On success, `onSuccess` receives the files stored by the API:

<ResponseField name="filename" type="string">
  The stored filename.
</ResponseField>

<ResponseField name="path" type="string">
  The stored path. May be renamed if a file with the same name already exists
  (e.g. `image (1).jpg`).
</ResponseField>

<ResponseField name="url" type="string">
  The transformation URL prefix, e.g. `/t/{path}`. Prefix it with your `baseUrl`
  to build a full URL.
</ResponseField>

<ResponseField name="prewarmedUrls" type="string[]">
  URLs of image variants pre-generated from `transformations`.
</ResponseField>

<ResponseField name="queuedTransformationUrls" type="string[]">
  URLs of video variants queued for background processing.
</ResponseField>

<Note>
  HEIC/HEIF files are automatically converted to JPEG by the server, so the
  returned `path` may end in `.jpg`.
</Note>

## Troubleshooting

<AccordionGroup>
  <Accordion title="CORS error in the browser console">
    Add your app's origin to `CORS_ORIGIN` on the Openinary instance
    (comma-separated for multiple origins) and restart the API. The origin must
    match exactly, including scheme and port.
  </Accordion>

  <Accordion title="401 'Presigned upload URL has expired'">
    The signature's `expires` timestamp passed before the upload started.
    Increase `expiresIn` slightly (keep it under the 3600s server cap) and check
    for clock skew between your server and the API.
  </Accordion>

  <Accordion title="401 'Authentication required' on POST /upload">
    The signature didn't verify — usually because the `folder` used to sign it
    doesn't exactly match the folder submitted with the upload, the signature
    was tampered with, or the `API_SECRET` used by the Openinary instance
    changed since the signature was minted. The component always uses the folder
    returned by `sign()`, so this typically means your signing endpoint and the
    Openinary instance disagree, or the request was hand-crafted outside the
    component.
  </Accordion>

  <Accordion title="401/403 calling POST /upload/sign itself">
    That endpoint requires a real Openinary API key or session — check
    `OPENINARY_API_KEY` on your backend, not the browser.
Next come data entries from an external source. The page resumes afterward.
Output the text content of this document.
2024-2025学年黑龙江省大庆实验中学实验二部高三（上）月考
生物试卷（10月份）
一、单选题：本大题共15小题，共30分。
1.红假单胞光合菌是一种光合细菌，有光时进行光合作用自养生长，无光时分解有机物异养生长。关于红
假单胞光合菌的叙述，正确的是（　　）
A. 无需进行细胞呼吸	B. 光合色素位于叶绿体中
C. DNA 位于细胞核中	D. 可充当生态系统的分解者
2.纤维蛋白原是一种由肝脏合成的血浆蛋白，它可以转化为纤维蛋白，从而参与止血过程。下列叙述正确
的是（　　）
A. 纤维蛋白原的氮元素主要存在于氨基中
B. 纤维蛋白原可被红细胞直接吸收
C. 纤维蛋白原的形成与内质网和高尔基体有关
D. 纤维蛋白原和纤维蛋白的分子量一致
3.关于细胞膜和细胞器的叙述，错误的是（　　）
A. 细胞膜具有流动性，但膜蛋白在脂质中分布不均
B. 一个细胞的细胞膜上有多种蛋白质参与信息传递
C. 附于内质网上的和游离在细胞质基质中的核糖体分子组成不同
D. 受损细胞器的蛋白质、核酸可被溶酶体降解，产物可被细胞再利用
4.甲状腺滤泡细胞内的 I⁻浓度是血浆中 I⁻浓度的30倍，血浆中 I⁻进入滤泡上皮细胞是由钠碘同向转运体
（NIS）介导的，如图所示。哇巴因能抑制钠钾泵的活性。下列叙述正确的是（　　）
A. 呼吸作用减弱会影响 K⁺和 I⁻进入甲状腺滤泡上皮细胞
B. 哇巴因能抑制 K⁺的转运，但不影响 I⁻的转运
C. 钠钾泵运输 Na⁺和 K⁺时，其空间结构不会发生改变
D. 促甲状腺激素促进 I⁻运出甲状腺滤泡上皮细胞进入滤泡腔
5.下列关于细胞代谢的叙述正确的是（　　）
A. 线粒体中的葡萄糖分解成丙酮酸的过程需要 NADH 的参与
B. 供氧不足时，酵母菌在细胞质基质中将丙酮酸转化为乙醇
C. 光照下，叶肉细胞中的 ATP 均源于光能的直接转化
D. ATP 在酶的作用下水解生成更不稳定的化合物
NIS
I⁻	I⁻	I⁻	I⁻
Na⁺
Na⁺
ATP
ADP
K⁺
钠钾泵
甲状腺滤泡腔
It should never be
    called directly from client code.
  </Accordion>

  <Accordion title="signUpload throws 'Failed to sign upload (HTTP 404)', or the response is a redirect to /login">
    `NEXT_PUBLIC_OPENINARY_URL` is pointing at a full-stack instance's bare
    domain. In full stack mode the API only lives under `/api` (nginx routes
    everything else to the web dashboard), so append `/api` to the URL — see the
    note in [Set your environment variables](#installation). API-only
    deployments don't need the suffix.
  </Accordion>

  <Accordion title="File rejected before upload">
    Client-side validation mirrors the server. Check the file type is in
    `accept` and the size is within `maxSize` (and the server's
    `MAX_FILE_SIZE_MB`).
  </Accordion>
</AccordionGroup>

## How it compares to Uploadcare

Like Uploadcare's File Uploader, this component uses a backend-signed, short-lived credential so the browser never holds a secret. The difference: uploads go to **your** self-hosted Openinary instance and storage — no third-party service, no per-file pricing.